03.11.2010, — Artikel ausdrucken E-Mail verschicken

Rainer Arnold (SPD): Rechtsexperten halten Gesetz für verfassungswidrig

(pm) Zur Verabschiedung des Gesetzes für längere Laufzeiten von Atomkraftwerken und der Zeitungsanzeige von mehr als 50 Stadtwerken sagt der Nürtinger Bundestagsabgeordnete Rainer Arnold in einer Pressemitteilung: „Aufgrund der fehlenden Mehrheiten möchte die schwarz-gelbe Bundesregierung den Bundesrat umgehen. Das macht die SPD nicht mit. Die Verlängerung der Atomlaufzeiten behindert nicht nur massiv den Ausbau der erneuerbaren Energien, sondern sie schwächt zusätzlich die Stadtwerke und schädigt so die Kommunalhaushalte.“

Die Bundesregierung leite die Gewinne von den Stadtwerken zu den Energiekonzernen im Strommarkt.
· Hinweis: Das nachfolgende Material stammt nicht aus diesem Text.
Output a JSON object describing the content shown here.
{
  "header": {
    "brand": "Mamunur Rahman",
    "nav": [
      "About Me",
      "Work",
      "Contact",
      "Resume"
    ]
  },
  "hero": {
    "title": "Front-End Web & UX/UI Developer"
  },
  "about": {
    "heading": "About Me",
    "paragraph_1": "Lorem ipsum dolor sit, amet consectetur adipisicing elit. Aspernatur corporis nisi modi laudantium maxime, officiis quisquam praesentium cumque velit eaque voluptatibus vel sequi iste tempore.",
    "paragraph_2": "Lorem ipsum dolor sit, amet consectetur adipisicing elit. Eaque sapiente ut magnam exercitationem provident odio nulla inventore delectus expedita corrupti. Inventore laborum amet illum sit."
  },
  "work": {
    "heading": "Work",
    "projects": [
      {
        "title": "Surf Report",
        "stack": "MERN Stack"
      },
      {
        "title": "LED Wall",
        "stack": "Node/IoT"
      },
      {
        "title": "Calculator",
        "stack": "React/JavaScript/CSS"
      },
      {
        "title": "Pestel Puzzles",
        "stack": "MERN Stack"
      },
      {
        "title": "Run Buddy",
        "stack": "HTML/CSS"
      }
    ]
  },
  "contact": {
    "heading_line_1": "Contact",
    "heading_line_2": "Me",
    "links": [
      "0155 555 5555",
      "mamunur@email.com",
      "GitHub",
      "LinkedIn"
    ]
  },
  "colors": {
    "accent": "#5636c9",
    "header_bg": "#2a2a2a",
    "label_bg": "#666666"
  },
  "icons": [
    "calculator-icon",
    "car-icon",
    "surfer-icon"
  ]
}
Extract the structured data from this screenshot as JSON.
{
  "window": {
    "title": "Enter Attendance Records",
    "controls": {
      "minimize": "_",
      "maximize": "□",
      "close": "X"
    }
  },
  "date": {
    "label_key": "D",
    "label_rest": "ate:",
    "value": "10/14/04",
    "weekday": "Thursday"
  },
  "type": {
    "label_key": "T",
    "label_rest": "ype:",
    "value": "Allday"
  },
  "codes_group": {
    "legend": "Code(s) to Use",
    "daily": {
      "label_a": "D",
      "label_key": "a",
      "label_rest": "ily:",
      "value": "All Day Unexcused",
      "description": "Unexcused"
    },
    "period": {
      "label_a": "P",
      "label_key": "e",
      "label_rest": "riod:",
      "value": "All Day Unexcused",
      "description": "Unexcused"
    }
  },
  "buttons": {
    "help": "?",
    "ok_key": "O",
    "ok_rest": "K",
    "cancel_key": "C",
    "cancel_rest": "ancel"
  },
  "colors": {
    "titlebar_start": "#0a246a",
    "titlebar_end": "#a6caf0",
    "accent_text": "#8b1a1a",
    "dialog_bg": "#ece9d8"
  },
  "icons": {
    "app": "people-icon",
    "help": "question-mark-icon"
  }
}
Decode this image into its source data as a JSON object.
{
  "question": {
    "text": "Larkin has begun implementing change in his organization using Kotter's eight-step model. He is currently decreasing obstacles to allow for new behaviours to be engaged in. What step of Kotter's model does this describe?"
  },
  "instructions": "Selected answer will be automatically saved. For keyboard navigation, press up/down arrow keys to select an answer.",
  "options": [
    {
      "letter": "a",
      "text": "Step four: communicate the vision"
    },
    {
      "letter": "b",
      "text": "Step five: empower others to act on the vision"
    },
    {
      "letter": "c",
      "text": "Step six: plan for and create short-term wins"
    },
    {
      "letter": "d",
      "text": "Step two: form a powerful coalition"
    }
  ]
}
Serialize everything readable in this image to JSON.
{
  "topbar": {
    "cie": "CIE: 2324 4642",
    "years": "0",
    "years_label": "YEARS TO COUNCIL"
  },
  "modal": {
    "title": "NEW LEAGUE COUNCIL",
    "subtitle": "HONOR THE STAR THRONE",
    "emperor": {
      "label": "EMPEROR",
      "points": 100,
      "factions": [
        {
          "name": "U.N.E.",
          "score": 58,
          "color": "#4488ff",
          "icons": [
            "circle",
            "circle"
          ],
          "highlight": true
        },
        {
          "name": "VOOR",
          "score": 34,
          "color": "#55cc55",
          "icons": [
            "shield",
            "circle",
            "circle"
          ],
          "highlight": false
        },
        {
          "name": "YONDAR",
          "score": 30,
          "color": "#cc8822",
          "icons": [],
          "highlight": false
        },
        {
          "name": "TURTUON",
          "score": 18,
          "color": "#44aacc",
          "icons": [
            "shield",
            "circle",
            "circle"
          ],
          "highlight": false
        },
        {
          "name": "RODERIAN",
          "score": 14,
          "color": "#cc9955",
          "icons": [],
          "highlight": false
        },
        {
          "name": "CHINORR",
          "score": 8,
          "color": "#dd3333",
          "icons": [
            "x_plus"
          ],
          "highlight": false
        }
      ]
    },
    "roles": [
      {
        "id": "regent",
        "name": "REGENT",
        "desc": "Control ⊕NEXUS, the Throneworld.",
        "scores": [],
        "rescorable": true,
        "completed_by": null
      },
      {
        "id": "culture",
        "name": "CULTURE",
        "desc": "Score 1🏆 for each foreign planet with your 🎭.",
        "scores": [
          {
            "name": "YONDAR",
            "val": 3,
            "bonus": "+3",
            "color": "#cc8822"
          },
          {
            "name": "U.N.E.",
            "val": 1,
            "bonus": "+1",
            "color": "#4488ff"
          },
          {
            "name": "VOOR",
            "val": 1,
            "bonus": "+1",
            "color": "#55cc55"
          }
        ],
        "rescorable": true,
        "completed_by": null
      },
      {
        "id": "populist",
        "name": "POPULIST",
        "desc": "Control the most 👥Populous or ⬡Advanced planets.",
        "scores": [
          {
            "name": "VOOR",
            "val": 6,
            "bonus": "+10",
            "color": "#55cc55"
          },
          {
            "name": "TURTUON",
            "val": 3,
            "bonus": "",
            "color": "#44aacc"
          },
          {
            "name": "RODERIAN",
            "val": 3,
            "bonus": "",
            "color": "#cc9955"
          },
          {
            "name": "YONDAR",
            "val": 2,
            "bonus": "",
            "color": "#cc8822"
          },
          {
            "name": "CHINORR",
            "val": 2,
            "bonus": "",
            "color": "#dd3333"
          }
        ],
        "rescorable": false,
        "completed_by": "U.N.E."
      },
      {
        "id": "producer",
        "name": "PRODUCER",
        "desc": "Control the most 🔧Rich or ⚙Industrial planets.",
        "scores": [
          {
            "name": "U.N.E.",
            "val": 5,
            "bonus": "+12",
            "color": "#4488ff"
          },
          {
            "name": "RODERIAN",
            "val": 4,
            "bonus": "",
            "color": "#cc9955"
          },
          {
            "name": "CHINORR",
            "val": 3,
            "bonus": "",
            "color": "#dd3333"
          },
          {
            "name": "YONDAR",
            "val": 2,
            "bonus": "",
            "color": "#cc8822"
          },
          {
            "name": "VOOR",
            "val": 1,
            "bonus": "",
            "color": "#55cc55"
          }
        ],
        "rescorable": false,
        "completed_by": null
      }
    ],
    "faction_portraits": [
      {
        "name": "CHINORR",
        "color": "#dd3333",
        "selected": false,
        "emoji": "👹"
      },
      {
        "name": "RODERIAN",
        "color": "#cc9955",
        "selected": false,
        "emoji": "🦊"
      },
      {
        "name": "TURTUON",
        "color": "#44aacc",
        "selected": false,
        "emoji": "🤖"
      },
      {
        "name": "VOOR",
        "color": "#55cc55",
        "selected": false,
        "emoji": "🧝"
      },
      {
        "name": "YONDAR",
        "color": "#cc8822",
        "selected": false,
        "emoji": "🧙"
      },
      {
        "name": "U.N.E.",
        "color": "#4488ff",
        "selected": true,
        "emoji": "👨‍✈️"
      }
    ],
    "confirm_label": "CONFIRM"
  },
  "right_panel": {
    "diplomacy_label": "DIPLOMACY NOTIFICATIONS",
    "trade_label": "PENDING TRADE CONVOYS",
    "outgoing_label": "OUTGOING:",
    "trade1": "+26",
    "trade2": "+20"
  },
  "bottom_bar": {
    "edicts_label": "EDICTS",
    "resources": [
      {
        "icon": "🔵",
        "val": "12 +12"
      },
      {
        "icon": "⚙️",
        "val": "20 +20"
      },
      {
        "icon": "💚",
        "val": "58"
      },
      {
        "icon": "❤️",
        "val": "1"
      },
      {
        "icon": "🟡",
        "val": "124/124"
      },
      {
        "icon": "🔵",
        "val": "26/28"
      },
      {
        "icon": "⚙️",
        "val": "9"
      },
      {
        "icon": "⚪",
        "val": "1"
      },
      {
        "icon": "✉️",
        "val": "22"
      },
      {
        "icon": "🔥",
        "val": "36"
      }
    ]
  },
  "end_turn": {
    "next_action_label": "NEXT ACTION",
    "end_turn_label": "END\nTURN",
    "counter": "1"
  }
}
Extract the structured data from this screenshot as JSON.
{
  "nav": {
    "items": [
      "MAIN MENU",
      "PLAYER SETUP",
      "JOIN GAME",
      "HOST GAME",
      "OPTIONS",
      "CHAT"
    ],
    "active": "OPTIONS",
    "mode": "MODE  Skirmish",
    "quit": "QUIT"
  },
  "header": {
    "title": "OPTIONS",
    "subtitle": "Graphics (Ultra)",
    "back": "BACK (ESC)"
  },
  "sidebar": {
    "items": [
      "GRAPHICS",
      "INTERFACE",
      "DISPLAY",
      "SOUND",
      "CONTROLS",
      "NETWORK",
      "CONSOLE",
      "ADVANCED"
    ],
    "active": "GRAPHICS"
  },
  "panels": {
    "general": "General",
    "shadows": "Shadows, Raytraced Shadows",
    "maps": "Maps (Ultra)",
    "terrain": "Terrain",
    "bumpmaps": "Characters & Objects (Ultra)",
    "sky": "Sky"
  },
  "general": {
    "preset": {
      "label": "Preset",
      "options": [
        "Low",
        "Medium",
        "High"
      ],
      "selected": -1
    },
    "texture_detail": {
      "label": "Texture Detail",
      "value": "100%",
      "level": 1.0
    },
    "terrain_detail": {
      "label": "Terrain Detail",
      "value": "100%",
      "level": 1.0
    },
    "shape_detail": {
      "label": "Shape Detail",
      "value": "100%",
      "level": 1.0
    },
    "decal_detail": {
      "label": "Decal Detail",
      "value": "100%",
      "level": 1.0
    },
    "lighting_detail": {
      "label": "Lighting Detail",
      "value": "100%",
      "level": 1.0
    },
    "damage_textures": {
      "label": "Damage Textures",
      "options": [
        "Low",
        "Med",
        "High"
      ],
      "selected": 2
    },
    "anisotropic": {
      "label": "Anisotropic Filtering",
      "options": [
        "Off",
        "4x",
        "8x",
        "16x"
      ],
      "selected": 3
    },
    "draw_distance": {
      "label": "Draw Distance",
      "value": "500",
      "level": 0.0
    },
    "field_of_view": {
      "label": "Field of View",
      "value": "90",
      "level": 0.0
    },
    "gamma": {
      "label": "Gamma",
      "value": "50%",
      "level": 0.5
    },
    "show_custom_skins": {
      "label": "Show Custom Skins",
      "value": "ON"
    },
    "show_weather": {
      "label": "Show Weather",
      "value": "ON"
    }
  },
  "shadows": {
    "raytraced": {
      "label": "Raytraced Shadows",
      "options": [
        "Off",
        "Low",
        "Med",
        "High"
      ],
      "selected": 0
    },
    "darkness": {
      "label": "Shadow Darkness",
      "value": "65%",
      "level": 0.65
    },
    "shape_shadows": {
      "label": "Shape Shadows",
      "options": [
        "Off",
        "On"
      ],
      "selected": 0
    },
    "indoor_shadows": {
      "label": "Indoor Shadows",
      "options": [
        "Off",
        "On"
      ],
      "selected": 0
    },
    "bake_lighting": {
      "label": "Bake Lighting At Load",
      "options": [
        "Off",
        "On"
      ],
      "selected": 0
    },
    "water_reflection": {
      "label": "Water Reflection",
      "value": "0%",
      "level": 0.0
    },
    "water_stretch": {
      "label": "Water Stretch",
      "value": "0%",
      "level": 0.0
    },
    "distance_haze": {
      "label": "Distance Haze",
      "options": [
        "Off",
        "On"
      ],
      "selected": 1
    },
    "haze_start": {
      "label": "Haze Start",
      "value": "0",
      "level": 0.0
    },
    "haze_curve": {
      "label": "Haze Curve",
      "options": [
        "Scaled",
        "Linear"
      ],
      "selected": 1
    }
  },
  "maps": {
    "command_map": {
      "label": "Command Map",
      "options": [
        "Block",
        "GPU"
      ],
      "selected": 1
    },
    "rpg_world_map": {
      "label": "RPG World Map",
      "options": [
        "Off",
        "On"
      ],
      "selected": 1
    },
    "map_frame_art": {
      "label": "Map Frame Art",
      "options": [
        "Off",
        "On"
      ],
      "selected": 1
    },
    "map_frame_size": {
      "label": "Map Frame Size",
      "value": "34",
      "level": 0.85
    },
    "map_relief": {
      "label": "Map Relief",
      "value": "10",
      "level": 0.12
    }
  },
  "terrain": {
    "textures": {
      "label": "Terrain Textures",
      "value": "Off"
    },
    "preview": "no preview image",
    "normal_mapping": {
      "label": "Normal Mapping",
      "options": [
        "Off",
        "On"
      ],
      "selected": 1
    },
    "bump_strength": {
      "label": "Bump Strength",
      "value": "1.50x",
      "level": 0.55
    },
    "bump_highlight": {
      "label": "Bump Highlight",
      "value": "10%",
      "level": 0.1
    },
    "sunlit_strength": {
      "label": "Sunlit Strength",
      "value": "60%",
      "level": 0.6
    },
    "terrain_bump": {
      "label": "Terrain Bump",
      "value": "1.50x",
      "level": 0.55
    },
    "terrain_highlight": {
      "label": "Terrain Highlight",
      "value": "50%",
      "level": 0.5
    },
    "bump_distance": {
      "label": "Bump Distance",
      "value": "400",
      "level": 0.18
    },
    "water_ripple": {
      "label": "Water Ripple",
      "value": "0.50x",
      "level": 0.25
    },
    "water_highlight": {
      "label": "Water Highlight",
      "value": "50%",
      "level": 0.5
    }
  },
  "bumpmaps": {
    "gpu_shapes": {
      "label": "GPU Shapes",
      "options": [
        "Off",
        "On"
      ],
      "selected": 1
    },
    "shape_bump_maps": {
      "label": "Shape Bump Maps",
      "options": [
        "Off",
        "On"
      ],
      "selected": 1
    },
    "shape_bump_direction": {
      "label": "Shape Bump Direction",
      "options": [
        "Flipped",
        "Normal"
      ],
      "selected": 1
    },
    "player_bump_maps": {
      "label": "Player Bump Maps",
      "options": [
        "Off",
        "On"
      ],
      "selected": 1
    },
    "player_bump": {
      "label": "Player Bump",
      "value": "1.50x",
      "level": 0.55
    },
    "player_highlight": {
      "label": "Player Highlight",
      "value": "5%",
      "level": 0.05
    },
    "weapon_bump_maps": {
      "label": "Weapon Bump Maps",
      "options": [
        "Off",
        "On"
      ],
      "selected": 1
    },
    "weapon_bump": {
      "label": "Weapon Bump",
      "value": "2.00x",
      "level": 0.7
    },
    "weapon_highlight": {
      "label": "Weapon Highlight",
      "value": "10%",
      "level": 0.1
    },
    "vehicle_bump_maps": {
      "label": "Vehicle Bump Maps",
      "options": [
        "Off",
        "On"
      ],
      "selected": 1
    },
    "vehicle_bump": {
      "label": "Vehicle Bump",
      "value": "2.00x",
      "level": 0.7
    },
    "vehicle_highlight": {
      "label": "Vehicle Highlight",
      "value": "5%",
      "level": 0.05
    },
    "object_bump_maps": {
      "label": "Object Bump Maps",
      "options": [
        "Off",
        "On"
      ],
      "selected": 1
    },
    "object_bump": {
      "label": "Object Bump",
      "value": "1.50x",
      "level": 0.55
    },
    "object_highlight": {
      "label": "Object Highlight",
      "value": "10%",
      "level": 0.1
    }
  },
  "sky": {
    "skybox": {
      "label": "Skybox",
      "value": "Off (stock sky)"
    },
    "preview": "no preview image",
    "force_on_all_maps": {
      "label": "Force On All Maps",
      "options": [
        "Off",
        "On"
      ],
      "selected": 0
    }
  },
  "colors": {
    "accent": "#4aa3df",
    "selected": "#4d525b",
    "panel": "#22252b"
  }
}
Am Ende jedoch fehlten diese Mittel im Kommunalhaushalt für die Finanzierung von Schwimmbädern und Büchereien. Höhere Renditen bei RWE, Vattenfall, EnBW und Eon statt Freibad und Bildung – auch das sei das Ergebnis der Beschlüsse über längere Atomlaufzeiten der Berliner Regierungskoalition.